In a private tour this past Friday, university staff members were given a chance to view the progress being made on the construction. Staff members were briefed on the progress by manager of planning and design, Sean Braden.
About 30 faculty members, many who were eager to see the progress on their new offices, came.

After being given safety goggles and hard hats, the staff received a tour of the sixth and seventh floor, where offices are currently being redone, as well as the second [main] floor, where an improved student lounge will be located.

When completed, professors’ offices will have new flooring, ceiling, paint, lighting, doors, windows and radiators. “They’re smaller units and higher efficiency,” maintenance and process engineer Mike Pitts said.

Many other changes are taking place as well, particularly on the second floor with the improved student commons and auditoriums.

“We’ve completely rearrange how the auditoriums look and how they function,” Braden said.
When completed, the auditoriums will be smaller than before.

A card swiper will help professors who teach in the auditoriums to keep track of attendance. Students will swipe their student I.D., which will be downloaded and recorded.

Auditoriums will also be handicap accessible from inside rather than making people use exterior ramps to reach the auditorium.

“The main floor will reconfigure all four auditoriums for ADA compliance,” Braden said. “The Dean’s Office will be relocated to this floor as well for better student access.”

Other new features include the main floor commons being glass encased and information kiosks being installed for students to place announcements, reducing the need for numerous bulletin boards.

“The heating and cooling system is being entirely replaced,” Braden said. “New building chiller, air handling units, and all new Fin-Tube will be installed in the building.”

The building will also include a bigger electric generator to accommodate the increasing use of technology in recent years for computers, printers, projectors and other technical equipment.“When this building was built, computers weren’t really even much of a thought,” Braden said.

Workers are hoping they will soon be able to begin making plans for furniture, though Braden said those arrangements are still in process.

“We got started on the drawings,” he said. “We’ve had so many discussions about furniture that we actually had to jockey around where we thought some of the furniture would be because of all the discussions we’ve had. Because we don’t have a final layout of everything, we’re doing our best to take a best guess.”

John Begley, one of the construction workers involved in the renovations, said painting will begin soon.
“We’re actually taping the sand and getting ready to start painting,” Begley said.
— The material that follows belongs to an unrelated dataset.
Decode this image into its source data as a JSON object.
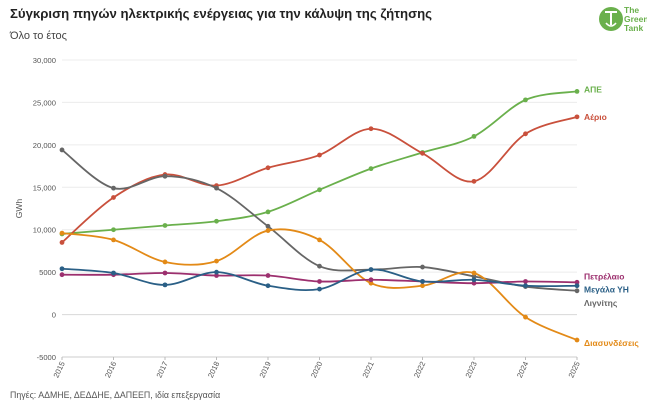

In addition, progress to the ceiling will begin shortly.

“We have a new sprinkler system here and you can see we’re starting to get ready with the hanger already up in place, so the ceiling grid is going to start in about two weeks,” Begley said.

Also among the renovations will be a new Dean’s suite, new pipes in the ceilings, upgraded audio-visual features in classrooms and better wireless capability.

Many Students are eager to move back into the new building.

“I’m pretty excited to see how it’s going to be when it’s gone”, say education major Steven Kurowicki. “It was definitely a little run down.”

Despite the cost, Kurowicki says the decision to renovate Pray-Harrold was nessary.
“I definitely think it was important”.

Although the completion date is much sooner than previously expected, walking long distancesw across campus remains an obstacle for students.

“It’s still annoying that you have to walk around”, says Kurowicki.

Also among the renovations will be a new Deans suite, new pipes in the ceilings, upgraded audio-visual features in classrooms and better wireless capability.